One of the recent freedoms I’ve embraced is that my children, Search and Destroy, are now 22 and 20 respectively. I did my job. Sure, I will always be here for them. But they are educated, capable adults who no longer need me for their survival. I don’t have to be afraid to die. Well, other than the fact that that would suck for me personally. But the overwhelming instinct that has guided the last two decades of decisions is rapidly fading. Mama bear has figuratively kicked those cubs to the curb and they’re going to be just fine. And now Mama can have some fun of her own. And what better way to celebrate this freedom? Why, to put myself in the middle of a potentially dangerous situation, of course.
Part of my nature as a writer is to observe and document what motivates people. And part of my nature as a passionista is to participate in life, not just watch it. So, I turned off the news coverage and headed downtown with my son, Destroy. We packed our teargas gear and were downtown in minutes, given that most sane people were staying home and watching it on tv. By the time we arrived, most of the violence had ended, although a third police car was torched while we were there (which is why we had trouble getting back to our car – we had parked in the hot zone, literally). Here are some images from the experience.

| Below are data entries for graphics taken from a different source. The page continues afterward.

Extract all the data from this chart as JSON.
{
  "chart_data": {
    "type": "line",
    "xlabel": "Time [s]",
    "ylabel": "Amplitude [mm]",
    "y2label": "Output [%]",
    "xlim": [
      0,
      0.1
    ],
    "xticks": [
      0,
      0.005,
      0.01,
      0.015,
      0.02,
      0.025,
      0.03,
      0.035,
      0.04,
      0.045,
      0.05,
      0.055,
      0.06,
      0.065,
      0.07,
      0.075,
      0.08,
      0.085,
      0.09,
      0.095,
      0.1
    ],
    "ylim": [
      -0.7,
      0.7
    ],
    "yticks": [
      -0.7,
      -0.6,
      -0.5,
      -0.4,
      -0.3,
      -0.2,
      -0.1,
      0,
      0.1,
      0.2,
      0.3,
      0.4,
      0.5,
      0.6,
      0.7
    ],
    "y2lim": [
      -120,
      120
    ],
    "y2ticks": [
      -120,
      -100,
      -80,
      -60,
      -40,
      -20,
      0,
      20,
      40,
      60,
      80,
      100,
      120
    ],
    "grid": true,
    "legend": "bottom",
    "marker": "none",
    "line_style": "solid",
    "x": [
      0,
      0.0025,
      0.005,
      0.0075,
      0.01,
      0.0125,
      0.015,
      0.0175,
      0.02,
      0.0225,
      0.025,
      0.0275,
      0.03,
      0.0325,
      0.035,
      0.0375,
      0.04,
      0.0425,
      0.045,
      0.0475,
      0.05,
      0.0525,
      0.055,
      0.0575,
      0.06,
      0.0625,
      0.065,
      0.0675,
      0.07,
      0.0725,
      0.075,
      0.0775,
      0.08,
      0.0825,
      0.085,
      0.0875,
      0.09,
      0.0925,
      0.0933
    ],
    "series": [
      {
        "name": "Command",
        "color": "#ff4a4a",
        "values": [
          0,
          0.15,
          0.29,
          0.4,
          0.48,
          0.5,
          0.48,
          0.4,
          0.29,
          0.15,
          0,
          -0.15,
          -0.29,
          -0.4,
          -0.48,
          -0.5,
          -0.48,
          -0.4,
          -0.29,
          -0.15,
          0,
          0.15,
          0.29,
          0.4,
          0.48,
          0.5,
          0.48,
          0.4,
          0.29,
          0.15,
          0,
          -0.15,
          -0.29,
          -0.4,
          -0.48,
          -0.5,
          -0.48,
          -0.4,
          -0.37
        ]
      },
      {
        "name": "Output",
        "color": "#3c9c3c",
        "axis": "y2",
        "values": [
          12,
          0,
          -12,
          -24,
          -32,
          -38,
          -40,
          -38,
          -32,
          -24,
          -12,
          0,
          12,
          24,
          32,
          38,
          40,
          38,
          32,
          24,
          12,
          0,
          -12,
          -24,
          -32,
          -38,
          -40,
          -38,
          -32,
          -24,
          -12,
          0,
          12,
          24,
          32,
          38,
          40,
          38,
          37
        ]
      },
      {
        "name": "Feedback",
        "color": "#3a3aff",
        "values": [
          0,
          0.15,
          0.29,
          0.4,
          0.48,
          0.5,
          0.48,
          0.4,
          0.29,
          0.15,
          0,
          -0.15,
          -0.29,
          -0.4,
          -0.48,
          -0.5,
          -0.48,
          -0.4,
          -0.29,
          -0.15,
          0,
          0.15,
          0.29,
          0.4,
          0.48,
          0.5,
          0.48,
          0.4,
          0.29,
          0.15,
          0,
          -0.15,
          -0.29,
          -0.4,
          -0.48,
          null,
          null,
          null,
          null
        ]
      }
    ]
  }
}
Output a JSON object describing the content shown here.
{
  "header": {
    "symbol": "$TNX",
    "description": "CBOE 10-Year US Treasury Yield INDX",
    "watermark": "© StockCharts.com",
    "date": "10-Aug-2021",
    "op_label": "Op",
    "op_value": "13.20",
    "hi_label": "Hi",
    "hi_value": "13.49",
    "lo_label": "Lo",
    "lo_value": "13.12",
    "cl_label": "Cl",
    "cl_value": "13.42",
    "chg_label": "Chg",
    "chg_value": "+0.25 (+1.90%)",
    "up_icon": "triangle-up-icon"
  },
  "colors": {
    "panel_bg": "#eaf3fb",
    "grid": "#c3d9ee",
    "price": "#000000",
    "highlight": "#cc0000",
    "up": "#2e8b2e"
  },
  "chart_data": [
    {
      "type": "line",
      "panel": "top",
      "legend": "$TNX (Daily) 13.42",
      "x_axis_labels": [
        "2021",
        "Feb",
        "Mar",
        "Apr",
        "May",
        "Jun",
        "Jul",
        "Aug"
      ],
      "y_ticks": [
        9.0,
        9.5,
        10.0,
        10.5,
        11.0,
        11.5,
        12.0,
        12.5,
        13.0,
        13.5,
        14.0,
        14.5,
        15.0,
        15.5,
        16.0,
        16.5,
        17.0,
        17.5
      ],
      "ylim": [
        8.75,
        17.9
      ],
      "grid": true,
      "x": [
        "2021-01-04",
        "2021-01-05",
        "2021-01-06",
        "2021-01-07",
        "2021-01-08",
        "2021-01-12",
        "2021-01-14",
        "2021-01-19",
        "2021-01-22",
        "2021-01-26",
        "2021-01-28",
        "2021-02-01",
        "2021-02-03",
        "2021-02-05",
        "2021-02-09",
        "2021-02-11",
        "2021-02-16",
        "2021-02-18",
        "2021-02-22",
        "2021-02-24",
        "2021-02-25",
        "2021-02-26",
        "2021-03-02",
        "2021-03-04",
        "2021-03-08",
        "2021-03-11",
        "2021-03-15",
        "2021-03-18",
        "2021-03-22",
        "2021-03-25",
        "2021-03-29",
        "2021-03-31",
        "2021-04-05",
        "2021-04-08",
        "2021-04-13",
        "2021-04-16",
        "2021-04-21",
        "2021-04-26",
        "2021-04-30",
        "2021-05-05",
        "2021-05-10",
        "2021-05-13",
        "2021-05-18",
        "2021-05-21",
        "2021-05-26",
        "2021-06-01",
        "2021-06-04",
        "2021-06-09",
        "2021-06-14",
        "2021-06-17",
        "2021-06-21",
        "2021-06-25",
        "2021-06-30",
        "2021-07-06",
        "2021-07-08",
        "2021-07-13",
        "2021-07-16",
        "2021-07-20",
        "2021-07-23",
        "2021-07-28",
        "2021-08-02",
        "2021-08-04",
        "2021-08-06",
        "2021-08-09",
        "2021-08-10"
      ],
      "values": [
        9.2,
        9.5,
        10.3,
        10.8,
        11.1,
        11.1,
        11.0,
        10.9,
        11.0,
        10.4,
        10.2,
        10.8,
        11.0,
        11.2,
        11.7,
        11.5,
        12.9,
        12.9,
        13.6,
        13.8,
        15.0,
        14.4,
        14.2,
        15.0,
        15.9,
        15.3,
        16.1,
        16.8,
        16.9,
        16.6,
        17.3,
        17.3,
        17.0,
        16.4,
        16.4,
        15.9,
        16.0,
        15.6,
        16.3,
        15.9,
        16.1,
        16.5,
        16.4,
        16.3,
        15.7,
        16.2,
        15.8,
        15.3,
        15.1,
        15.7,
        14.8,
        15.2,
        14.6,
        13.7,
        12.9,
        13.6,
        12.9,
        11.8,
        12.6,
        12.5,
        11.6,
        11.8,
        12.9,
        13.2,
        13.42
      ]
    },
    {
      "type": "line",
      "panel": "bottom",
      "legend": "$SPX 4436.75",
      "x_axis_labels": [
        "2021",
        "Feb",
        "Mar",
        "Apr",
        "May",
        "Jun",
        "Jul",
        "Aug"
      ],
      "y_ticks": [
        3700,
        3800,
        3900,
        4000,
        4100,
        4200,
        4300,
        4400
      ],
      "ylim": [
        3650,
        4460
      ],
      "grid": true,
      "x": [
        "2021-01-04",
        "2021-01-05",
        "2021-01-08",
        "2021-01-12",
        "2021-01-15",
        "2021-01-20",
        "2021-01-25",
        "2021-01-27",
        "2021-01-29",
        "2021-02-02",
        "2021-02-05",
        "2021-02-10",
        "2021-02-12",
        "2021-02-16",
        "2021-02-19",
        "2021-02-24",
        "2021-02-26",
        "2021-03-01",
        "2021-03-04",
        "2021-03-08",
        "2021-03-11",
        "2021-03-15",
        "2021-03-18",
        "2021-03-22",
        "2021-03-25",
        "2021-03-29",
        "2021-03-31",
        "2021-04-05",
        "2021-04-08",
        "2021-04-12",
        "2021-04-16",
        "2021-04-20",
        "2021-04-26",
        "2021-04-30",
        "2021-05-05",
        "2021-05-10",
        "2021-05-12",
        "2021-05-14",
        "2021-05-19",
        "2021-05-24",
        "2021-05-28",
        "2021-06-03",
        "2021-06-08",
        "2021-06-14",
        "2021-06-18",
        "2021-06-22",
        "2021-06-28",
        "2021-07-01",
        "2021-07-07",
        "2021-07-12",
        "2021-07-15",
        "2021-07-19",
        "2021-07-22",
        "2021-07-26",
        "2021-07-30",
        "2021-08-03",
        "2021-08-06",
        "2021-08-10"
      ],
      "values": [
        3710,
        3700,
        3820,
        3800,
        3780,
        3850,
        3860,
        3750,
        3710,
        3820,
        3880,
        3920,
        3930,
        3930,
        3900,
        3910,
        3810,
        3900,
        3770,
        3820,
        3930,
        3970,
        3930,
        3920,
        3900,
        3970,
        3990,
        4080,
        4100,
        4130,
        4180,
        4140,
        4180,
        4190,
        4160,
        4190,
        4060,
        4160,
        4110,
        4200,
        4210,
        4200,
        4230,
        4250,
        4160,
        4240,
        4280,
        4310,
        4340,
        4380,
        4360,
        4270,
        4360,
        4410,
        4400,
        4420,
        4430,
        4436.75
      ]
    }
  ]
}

I’m glad I saw it for myself. I’ve spent twenty years watching the world go by. It’s time to rejoin. I realize I could have been harmed. I could have become trapped in a crowd, tear gassed, hurt, even though I was only there to observe and document. Things could have gone horribly bad. As it was, the only trouble we had was getting back to our car because by the time we were ready to head home, a third police cruiser had been torched and it happened just a block from the parking lot. And here’s one of the differences between my son and me. If he’d been unable to get back to the car, he’d have had to call for help, hung out on the streets, whatever. At this age, I could have just pulled out a credit card and got a hotel room. As it was, we had to take such an out of the way route to double-back to the car, that I just hailed a cab, and paid him $10 to find his way through the back streets.
This morning I discovered the other difference between my son’s experience and mine. He is ready to head downtown again today. I need to ice my leg after walking for 4 hours through the rain yesterday. He might have the strength and the stamina of youth, but I have the money for the cab.